Tranquila, alegre, estável, saudável
by Anne Isabelle
Eu consegui um emprego mês passado, e comecei a me programar para me recuperar financeiramente. Estou morando com meu pai e com minha madrasta. Eu finalmente estou vendo luz na fim do túnel dos empréstimos sendo cobrados. Eu finalmente tenho dinheiro para me divertir também, comprar coisas que eu gostaria ter, pagar meus remédios, fazer terapias e consultas médicas.
Minha madrasta tem feito muitas coisas em casa sozinha, mas eu estou começando a me propor a fazer as coisas também, e tenho percebido que estou melhorando nas coisas que faço. Tenho cozinhado bem. Fiz um prato simples, delicioso e vegano pra Samara, com muito amor (ela ganhou uma marmitinha pra comer no dia seguinte :3). Tenho feito os almoços de casa.
Eu tive hepatite, e, por recomendação médica, preciso fazer exercícios com maior cadência e mais pesados. Eu sempre tive medo de fazer qualquer coisa que envolvesse habilidades físicas perto de pessoas, pois tenho um certo trauma de infância com isso. Mas eu fui na academia e fui bem atendida, meu treino estava registrado no app, os personals foram me orientando muito bem, e eu acabei voltando hoje. E irei voltar amanhã. Turns out que todos ali estão minding their own businesses. Felizmente não vi uma pessoa filmando seu treino, o que é ótimo. Na verdade, todo meu preconceito com academia desapareceu. E percebi que, apesar de estar começando de forma modesta mas constante, estou indo muito bem nisso.

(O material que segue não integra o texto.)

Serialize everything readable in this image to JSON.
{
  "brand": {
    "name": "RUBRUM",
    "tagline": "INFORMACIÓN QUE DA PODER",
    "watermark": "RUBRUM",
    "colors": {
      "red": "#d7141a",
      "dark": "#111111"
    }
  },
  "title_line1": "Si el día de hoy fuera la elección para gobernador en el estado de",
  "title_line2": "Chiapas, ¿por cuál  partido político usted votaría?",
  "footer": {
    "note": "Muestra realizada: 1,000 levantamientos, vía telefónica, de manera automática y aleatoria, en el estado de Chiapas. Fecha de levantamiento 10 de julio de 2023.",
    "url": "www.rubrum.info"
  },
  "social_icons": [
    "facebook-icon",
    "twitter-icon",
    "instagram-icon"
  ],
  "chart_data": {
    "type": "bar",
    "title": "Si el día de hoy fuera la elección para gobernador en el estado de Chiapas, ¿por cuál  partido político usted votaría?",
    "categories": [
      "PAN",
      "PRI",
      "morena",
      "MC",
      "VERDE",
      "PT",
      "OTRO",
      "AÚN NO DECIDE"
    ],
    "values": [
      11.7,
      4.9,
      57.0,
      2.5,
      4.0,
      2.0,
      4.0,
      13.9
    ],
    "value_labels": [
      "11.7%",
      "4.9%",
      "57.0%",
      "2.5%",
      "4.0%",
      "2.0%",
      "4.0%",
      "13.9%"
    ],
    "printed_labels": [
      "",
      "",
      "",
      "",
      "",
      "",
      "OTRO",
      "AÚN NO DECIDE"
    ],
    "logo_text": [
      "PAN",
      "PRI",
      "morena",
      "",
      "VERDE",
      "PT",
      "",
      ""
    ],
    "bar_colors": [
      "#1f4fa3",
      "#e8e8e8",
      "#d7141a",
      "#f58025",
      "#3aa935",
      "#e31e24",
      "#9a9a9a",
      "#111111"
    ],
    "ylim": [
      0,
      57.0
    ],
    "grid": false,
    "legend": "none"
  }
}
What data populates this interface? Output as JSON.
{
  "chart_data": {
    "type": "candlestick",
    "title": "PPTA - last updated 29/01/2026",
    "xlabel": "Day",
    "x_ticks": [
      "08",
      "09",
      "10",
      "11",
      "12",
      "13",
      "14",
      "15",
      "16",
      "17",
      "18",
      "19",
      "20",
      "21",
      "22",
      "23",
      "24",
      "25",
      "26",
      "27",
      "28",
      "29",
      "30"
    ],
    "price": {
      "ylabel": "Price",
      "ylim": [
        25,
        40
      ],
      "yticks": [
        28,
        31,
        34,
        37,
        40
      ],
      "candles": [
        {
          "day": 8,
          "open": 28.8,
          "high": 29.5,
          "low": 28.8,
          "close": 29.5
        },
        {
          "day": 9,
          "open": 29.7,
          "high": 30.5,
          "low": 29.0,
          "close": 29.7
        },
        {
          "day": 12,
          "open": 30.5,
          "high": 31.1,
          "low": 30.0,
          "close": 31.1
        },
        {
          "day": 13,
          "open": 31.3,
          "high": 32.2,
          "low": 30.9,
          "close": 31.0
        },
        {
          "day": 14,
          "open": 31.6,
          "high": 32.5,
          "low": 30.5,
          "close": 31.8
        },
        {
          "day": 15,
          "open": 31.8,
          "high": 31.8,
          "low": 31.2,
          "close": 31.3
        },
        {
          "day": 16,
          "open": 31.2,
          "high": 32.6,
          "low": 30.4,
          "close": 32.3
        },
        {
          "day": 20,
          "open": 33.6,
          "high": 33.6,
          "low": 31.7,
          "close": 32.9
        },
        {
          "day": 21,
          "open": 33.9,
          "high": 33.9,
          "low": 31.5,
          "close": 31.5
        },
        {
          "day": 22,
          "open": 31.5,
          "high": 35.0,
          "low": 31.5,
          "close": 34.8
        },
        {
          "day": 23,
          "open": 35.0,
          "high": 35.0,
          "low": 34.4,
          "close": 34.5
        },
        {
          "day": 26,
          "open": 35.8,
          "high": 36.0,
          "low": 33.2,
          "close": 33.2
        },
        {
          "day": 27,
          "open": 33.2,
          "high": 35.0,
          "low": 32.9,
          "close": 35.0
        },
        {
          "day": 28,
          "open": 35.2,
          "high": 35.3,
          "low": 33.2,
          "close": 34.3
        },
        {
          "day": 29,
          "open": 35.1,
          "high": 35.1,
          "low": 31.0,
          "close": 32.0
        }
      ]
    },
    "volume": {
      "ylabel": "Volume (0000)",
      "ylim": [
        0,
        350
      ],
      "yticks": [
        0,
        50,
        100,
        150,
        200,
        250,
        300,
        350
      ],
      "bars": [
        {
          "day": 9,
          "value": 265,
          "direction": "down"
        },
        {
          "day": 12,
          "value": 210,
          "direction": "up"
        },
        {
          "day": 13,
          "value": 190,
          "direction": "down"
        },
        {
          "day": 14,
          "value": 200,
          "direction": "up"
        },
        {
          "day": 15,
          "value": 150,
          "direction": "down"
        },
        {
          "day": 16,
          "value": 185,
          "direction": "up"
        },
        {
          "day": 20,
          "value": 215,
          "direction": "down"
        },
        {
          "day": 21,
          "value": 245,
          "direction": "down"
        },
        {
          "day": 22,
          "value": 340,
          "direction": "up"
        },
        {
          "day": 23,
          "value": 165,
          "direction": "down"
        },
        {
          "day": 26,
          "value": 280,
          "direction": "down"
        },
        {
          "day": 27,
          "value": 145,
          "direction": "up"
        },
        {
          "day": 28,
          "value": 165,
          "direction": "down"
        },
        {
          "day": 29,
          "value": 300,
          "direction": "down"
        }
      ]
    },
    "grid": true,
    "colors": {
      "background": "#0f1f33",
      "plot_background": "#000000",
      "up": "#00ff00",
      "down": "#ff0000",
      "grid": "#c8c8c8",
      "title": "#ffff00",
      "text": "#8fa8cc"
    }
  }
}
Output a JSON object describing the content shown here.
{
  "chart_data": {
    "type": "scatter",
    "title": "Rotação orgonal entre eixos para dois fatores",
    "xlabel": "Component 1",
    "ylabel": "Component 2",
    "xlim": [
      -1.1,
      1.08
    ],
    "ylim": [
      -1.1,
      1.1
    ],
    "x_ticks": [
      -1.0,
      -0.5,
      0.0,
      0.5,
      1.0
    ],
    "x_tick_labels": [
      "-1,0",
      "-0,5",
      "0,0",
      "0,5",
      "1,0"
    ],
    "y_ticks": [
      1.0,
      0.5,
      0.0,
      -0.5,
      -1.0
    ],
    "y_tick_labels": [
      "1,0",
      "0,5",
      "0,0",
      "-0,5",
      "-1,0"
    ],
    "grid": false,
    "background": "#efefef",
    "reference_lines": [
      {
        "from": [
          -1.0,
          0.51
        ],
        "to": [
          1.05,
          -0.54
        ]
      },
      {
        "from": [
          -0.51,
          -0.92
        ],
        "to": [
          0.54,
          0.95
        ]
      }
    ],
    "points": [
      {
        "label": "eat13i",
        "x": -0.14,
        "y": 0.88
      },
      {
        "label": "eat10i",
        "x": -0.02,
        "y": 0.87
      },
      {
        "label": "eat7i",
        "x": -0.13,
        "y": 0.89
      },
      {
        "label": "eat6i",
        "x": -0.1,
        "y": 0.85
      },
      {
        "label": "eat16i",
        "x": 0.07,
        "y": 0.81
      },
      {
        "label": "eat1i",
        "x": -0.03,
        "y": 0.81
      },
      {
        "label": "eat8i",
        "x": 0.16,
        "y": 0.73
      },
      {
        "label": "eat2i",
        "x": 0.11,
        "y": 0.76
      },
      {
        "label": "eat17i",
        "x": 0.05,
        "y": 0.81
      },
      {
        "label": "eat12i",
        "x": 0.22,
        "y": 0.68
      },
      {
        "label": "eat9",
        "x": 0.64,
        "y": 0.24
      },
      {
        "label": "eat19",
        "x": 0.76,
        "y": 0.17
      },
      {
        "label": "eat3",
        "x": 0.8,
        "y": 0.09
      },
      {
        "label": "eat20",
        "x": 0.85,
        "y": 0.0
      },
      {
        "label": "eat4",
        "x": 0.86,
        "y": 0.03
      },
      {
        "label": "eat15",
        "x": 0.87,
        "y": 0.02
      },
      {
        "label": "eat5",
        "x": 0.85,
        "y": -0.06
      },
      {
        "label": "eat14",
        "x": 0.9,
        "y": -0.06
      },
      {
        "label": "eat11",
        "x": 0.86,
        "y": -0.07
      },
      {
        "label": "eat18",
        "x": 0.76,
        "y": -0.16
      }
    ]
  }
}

No domingo, eu havia marcado de ir com a Samara no parque tirar fotos. Uma das minhas linguagens de amor é tirar fotos, eu amo tirar fotos de pessoas que eu amo. Nós nos arrumamos com nossas roupas mais maluquinhas, peguei minhas três câmeras.
Meu pai sugeriu que eu pegasse o carro pra tentar economizar com Uber. Eu não dirigia há anos, e fiquei com muito medo de pegar o carro. Fui buscar a Samara de carro e cheguei um pouco trêmula, ainda me acostumando com todo esse maquinário. Mas depois, quando estávamos indo ao parque, eu já estava dirigindo muito bem. Nos dois últimos dias eu peguei o carro e dirigi, hoje fui pra academia de carro, dirigi à noite, na chuva. Estou conseguindo manter a calma e dirigir de uma forma bem smooth.
No sábado, eu, minha amiga Maru e o boy dela, Eduardo, fomos ao centro da cidade. Mais uma coisa que me deixou feliz: não tenho mais a agorafobia que eu costumava ter. Andei no centro, soube guiar todo mundo, visitei lugares interessantes, andei até à noite. Depois fui na Santa Cecília, num karaokê. Cantei, soltei a voz.
Tenho recebido ótimos feedbacks no trabalho, inclusive vindos do CTO. Tenho trabalhado bastante, mas não a ponto de ter um burnout. Sinto que meu trabalho está sendo reconhecido, e que estou me esforçando bastante para fazer coisas interessantes e ter meu trabalho visto. Eu acho que eu precisava disso há muito tempo: trabalho que me desse brainfood, que me desse uma clareza de como crescer.
Além de tudo, estou vivendo o amor mais incrível e feliz da minha vida. Eu tento entender isso como uma construção conjunta de todas as coisas felizes e importantes que tem acontecido nesses últimos meses. Não vou colocar a responsabilidade da minha felicidade na Samara, mas lembrar que ela tem parte nisso – em me fazer me sentir muito feliz comigo mesma e com ela e com tudo.
Amanhã eu volto pra terapia. Dessa vez com boas notícias. Ainda bipolar, ainda autista, mas estável, mas com pouco ou nenhum sofrimento. Eu sei que podem existir momentos em que as coisas não vão ficar tão felizes. A vida é esquisita, afinal, e eu sou uma pessoa com tendências depressivas. Mas, pelo menos por enquanto, estou me esforçando pra ter uma vida melhor e tranquila.
Tenho alguns objetivos pra esse ano: me recuperar financeiramente, perder peso (e consequentemente melhorar minha saúde, especialmente meu fígado), talvez perder o medo de piercings e brincos, dirigir distâncias maiores, continuar tendo um relacionamento bonito e saudável (e mágico) e continuar confiante e radiante.